Prime Minister Aleksandar Vucic stated on Sunday, September 18, that the public debt of Serbia in the eight months of 2016 had been reduced by EUR 610 million and was 71.9% of the gross domestic product (GDP), and that the economic growth of Serbia would be the greatest one in that part of the Balkans in 2016.
Vucic said in his interview for RTS that it had been planned for the share of the public debt in the GDP in 2016 to be 78-79%. As he explained, the public debt was reduced by the return of EUR 410 million, and by EUR 200 million based on the shift in the exchange rates of the dollar and the euro.
According to Vucic, Serbia's budget surplus is currently RSD 35 billion, and the country's economic growth in six months is 2.9%.
– Serbia will have the greatest economic growth in this part of the Balkans. For the first time, we have a surplus in the trade with all the countries of the former Yugoslavia, excluding Slovenia.
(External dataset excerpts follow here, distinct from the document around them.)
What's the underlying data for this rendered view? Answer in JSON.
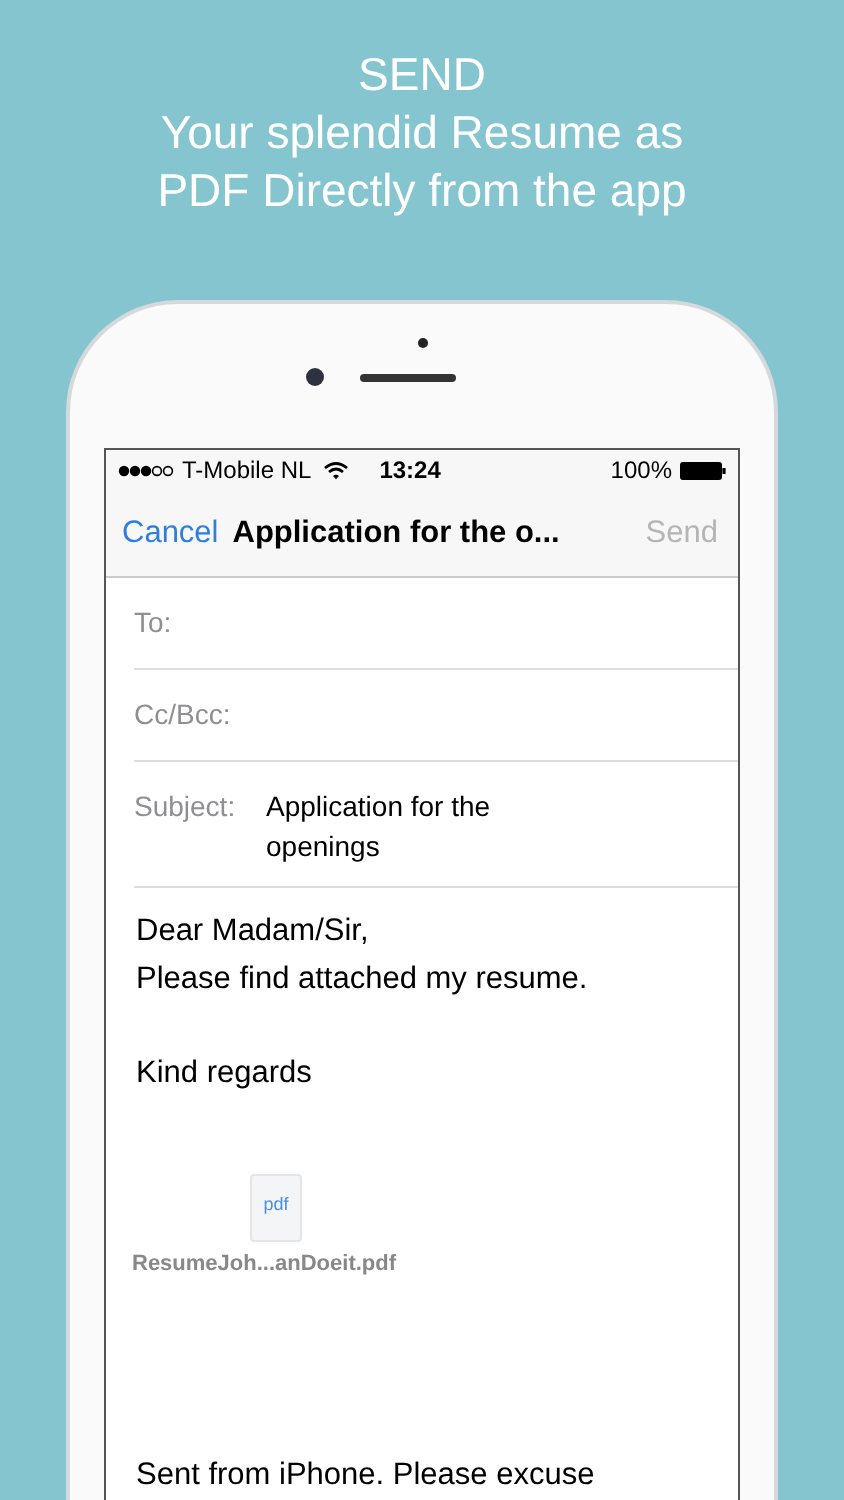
{
  "headline": [
    "SEND",
    "Your splendid Resume as",
    "PDF Directly from the app"
  ],
  "status_bar": {
    "carrier": "T-Mobile NL",
    "time": "13:24",
    "battery": "100%"
  },
  "nav": {
    "cancel": "Cancel",
    "title": "Application for the o...",
    "send": "Send",
    "send_disabled": true
  },
  "fields": [
    {
      "label": "To:"
    },
    {
      "label": "Cc/Bcc:"
    },
    {
      "label": "Subject:",
      "value": "Application for the openings"
    }
  ],
  "body": {
    "greeting": "Dear Madam/Sir,",
    "line": "Please find attached my resume.",
    "closing": "Kind regards"
  },
  "attachment": {
    "icon_label": "pdf",
    "filename": "ResumeJoh...anDoeit.pdf"
  },
  "signature": "Sent from iPhone. Please excuse"
}
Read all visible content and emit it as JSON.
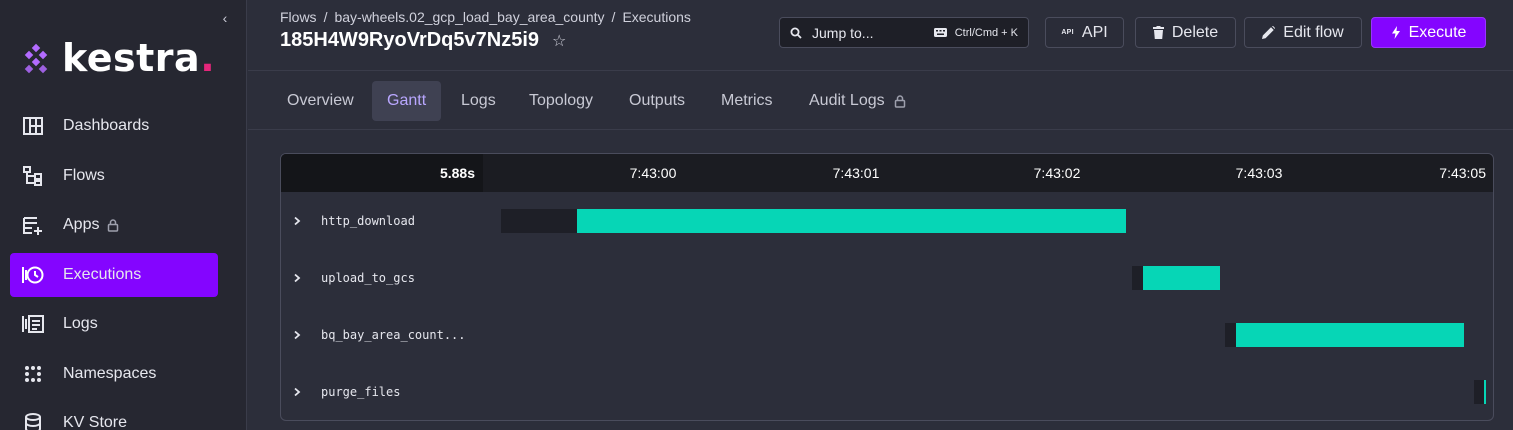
{
  "sidebar": {
    "brand": "kestra",
    "brand_dot": ".",
    "items": [
      {
        "label": "Dashboards",
        "icon": "dashboard-icon",
        "active": false,
        "locked": false
      },
      {
        "label": "Flows",
        "icon": "flows-icon",
        "active": false,
        "locked": false
      },
      {
        "label": "Apps",
        "icon": "apps-icon",
        "active": false,
        "locked": true
      },
      {
        "label": "Executions",
        "icon": "executions-icon",
        "active": true,
        "locked": false
      },
      {
        "label": "Logs",
        "icon": "logs-icon",
        "active": false,
        "locked": false
      },
      {
        "label": "Namespaces",
        "icon": "namespaces-icon",
        "active": false,
        "locked": false
      },
      {
        "label": "KV Store",
        "icon": "database-icon",
        "active": false,
        "locked": false
      }
    ]
  },
  "header": {
    "breadcrumb": [
      "Flows",
      "bay-wheels.02_gcp_load_bay_area_county",
      "Executions"
    ],
    "breadcrumb_sep": "/",
    "title": "185H4W9RyoVrDq5v7Nz5i9",
    "search": {
      "label": "Jump to...",
      "shortcut": "Ctrl/Cmd + K"
    },
    "buttons": {
      "api": "API",
      "delete": "Delete",
      "edit": "Edit flow",
      "execute": "Execute"
    }
  },
  "tabs": [
    {
      "label": "Overview",
      "active": false
    },
    {
      "label": "Gantt",
      "active": true
    },
    {
      "label": "Logs",
      "active": false
    },
    {
      "label": "Topology",
      "active": false
    },
    {
      "label": "Outputs",
      "active": false
    },
    {
      "label": "Metrics",
      "active": false
    },
    {
      "label": "Audit Logs",
      "active": false,
      "locked": true
    }
  ],
  "gantt": {
    "duration": "5.88s",
    "ticks": [
      "7:43:00",
      "7:43:01",
      "7:43:02",
      "7:43:03",
      "7:43:05"
    ],
    "rows": [
      {
        "name": "http_download"
      },
      {
        "name": "upload_to_gcs"
      },
      {
        "name": "bq_bay_area_count..."
      },
      {
        "name": "purge_files"
      }
    ]
  },
  "colors": {
    "accent": "#8405ff",
    "running_bar": "#06d6b6",
    "waiting_bar": "#1e1f27",
    "active_tab_text": "#b9a7ff"
  }
}
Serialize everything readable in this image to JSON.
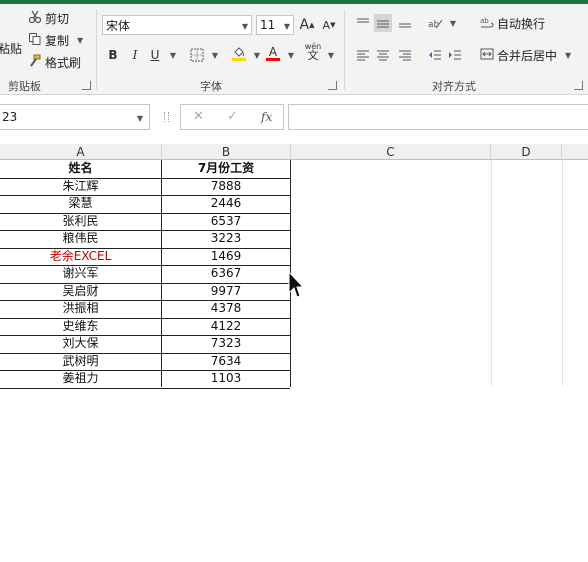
{
  "clipboard": {
    "paste_label": "粘贴",
    "cut_label": "剪切",
    "copy_label": "复制",
    "painter_label": "格式刷",
    "group_label": "剪贴板"
  },
  "font": {
    "name": "宋体",
    "size": "11",
    "grow": "A",
    "shrink": "A",
    "bold": "B",
    "italic": "I",
    "underline": "U",
    "font_color": "A",
    "wen": "wén",
    "wen_char": "文",
    "group_label": "字体"
  },
  "alignment": {
    "wrap_label": "自动换行",
    "merge_label": "合并后居中",
    "group_label": "对齐方式"
  },
  "formula_bar": {
    "name_box": "23",
    "fx": "fx",
    "value": ""
  },
  "columns": [
    "A",
    "B",
    "C",
    "D"
  ],
  "table": {
    "headers": [
      "姓名",
      "7月份工资"
    ],
    "rows": [
      {
        "name": "朱江辉",
        "salary": "7888"
      },
      {
        "name": "梁慧",
        "salary": "2446"
      },
      {
        "name": "张利民",
        "salary": "6537"
      },
      {
        "name": "粮伟民",
        "salary": "3223"
      },
      {
        "name": "老余EXCEL",
        "salary": "1469"
      },
      {
        "name": "谢兴军",
        "salary": "6367"
      },
      {
        "name": "吴启财",
        "salary": "9977"
      },
      {
        "name": "洪振相",
        "salary": "4378"
      },
      {
        "name": "史维东",
        "salary": "4122"
      },
      {
        "name": "刘大保",
        "salary": "7323"
      },
      {
        "name": "武树明",
        "salary": "7634"
      },
      {
        "name": "姜祖力",
        "salary": "1103"
      }
    ]
  },
  "colors": {
    "accent": "#217346",
    "highlight_red": "#c00000",
    "fill_yellow": "#ffd700",
    "font_red": "#ff0000"
  }
}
The export is larger the the import by 4.5% – Vucic pointed out.
He said that he expected that the average salary in 2017 would be EUR 450, and that it would amount to EUR 500 in 2018.
The prime minister emphasized that Serbia was able to compete economically with other countries, because it would have an economic growth of at least 3% in the years to come, as well as large foreign investments, above all from China and the European countries.
– The growth 3% a year amounts to around EUR 1.1 billion of newly created value, which is the amount of debt we can incur without increasing the percentage of the public debt in the GDP. We can also raise salaries and pensions – Vucic said in his interview for RTS.
He reminded that the minimum wage had been increased by 7.43%, which means that those with lowest salaries would have them increased by at least 8%.
Vucic said that he expected a growth in the number of tourists by 10% in the next year, which would be aided by a publication on the country's tourist potentials, which would be available in bookstores around the world. He also said that all 46,000 vouchers for the stimulation of local tourism had been distributed in 2016.